The problem will likely only increase as demand for consumer electronics increases world-wide, especially as China has begun to set limits on the exportation of its rare earth minerals, thus increasing the demand for minerals in conflict zones.

“Smuggling is already increasing because of increased prices for tantalum and gold, so companies need to be extra vigilant in the next months to make sure that the audits are even more thorough than before,” added Lezhnev. “The conflict minerals mafia won’t go down without a fight.”

But could greater efforts at recycling of used consumer electronics to reclaim the conflict minerals help solve this problem while also helping ease the ever-increasing amounts of e-waste that continue to pile up as consumers rush to buy the next big thing?

This would not be without its own new set of problems.

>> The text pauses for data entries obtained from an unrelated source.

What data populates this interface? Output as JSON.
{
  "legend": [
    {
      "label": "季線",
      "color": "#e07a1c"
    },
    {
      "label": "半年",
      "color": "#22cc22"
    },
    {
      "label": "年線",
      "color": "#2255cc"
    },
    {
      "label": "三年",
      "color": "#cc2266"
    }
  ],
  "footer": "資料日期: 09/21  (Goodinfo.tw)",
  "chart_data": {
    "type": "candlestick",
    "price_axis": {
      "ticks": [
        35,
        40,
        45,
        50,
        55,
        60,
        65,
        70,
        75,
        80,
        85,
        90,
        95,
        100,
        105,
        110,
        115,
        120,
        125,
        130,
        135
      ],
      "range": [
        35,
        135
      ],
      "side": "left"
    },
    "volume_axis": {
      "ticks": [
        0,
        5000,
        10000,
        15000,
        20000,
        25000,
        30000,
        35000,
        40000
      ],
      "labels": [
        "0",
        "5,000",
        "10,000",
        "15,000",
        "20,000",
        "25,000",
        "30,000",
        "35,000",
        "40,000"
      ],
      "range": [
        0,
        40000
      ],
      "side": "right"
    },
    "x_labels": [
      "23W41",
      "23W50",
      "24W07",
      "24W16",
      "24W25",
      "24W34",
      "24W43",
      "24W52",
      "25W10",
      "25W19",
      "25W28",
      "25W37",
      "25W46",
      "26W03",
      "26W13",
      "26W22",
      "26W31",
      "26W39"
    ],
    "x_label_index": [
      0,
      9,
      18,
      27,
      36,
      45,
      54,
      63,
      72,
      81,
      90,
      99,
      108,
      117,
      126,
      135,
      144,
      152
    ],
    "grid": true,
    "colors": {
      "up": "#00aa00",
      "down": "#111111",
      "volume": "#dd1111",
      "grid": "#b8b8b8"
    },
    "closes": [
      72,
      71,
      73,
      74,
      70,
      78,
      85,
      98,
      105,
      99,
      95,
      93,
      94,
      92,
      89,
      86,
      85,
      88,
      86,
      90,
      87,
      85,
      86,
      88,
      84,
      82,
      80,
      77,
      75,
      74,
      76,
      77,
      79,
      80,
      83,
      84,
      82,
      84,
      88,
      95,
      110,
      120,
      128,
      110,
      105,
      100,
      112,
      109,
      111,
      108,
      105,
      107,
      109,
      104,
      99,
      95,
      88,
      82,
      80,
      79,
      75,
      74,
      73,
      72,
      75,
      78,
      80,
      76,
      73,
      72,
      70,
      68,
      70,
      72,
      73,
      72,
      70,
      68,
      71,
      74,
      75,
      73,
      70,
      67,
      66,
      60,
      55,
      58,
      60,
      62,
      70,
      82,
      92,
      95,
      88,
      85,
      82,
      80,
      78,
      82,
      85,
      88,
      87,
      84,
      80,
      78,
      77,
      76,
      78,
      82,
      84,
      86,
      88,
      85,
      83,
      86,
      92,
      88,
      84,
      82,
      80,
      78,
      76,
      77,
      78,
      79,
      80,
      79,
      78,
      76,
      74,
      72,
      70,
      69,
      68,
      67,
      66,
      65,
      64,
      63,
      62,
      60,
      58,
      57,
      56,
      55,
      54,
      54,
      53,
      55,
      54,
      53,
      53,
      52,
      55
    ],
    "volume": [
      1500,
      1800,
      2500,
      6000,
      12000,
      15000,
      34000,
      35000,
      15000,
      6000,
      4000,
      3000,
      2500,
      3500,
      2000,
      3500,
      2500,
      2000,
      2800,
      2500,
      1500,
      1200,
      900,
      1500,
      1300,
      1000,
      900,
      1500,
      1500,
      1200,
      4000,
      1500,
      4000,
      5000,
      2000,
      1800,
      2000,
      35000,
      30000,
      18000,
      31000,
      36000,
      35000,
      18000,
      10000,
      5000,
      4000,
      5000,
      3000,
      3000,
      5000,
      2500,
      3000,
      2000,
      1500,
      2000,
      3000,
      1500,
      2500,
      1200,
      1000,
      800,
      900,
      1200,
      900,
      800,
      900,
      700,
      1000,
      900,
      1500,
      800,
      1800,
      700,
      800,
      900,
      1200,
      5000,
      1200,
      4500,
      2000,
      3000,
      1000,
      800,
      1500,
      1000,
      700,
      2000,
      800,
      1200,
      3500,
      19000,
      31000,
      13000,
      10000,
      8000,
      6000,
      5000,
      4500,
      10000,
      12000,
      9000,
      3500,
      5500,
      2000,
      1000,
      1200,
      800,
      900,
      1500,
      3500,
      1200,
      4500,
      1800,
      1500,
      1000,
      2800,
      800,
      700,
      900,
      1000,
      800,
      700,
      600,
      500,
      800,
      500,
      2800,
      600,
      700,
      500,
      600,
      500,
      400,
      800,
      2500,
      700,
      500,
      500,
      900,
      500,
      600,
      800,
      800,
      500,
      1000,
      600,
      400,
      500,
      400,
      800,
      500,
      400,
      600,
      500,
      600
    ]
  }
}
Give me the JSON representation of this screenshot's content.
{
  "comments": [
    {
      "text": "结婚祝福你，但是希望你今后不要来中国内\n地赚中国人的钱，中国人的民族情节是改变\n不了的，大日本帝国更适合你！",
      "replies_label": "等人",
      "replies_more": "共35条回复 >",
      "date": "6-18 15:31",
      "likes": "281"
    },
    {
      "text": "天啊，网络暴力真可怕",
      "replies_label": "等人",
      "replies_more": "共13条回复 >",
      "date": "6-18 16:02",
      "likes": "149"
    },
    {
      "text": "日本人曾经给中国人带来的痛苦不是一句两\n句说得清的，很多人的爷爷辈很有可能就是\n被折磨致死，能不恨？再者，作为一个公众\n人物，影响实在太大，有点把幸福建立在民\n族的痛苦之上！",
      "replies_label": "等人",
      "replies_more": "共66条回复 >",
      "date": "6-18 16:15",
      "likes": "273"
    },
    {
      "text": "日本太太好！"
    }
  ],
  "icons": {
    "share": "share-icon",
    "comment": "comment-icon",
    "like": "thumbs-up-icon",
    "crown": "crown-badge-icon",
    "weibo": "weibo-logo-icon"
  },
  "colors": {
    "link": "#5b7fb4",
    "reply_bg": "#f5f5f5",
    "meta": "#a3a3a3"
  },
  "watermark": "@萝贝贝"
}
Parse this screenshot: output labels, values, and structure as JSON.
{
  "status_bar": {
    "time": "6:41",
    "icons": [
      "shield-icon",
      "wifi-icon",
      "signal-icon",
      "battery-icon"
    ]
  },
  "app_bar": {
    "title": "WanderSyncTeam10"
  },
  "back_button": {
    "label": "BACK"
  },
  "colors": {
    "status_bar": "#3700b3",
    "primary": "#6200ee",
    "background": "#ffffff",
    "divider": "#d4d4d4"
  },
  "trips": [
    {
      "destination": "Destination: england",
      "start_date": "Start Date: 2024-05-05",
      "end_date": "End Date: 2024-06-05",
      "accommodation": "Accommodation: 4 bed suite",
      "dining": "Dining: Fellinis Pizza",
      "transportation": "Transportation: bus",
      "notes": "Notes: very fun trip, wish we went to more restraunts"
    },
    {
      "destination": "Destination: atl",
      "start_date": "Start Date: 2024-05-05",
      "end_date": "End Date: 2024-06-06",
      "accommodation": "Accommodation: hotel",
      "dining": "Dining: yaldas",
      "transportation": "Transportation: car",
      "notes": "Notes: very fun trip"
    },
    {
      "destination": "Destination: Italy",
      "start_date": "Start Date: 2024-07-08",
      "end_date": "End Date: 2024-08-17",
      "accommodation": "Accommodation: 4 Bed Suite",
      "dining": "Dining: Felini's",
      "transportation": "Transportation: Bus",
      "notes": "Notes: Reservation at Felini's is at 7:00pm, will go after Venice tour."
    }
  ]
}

While the SEC considers minerals obtained from recycled or scrap source to be DRC conflict free, the SEC does not plan to define what is recycled or scrap material – and companies are left their to establish their own definition, with so-called “supporting explanations.”

“It is possible but unclear, as recycling could also be a loophole for conflict minerals to seep in,” said Lezhnev.

The future is thus not so clear on how this might be resolved, but recycling will likely be one possibility.

“It seems like three alternate paths will emerge,” said Hiemstra, who noted that one could be a greater emphasis on recycling, a search for substitute materials or just as likely, “increased conflict over rare earth access in (places such as) Africa.”

“Given the need, I expect all three scenarios to emerge simultaneously,” he admitted, “along with a more dedicated search for, and development of new sources.”

For those in the conflict zone the search may not come soon enough.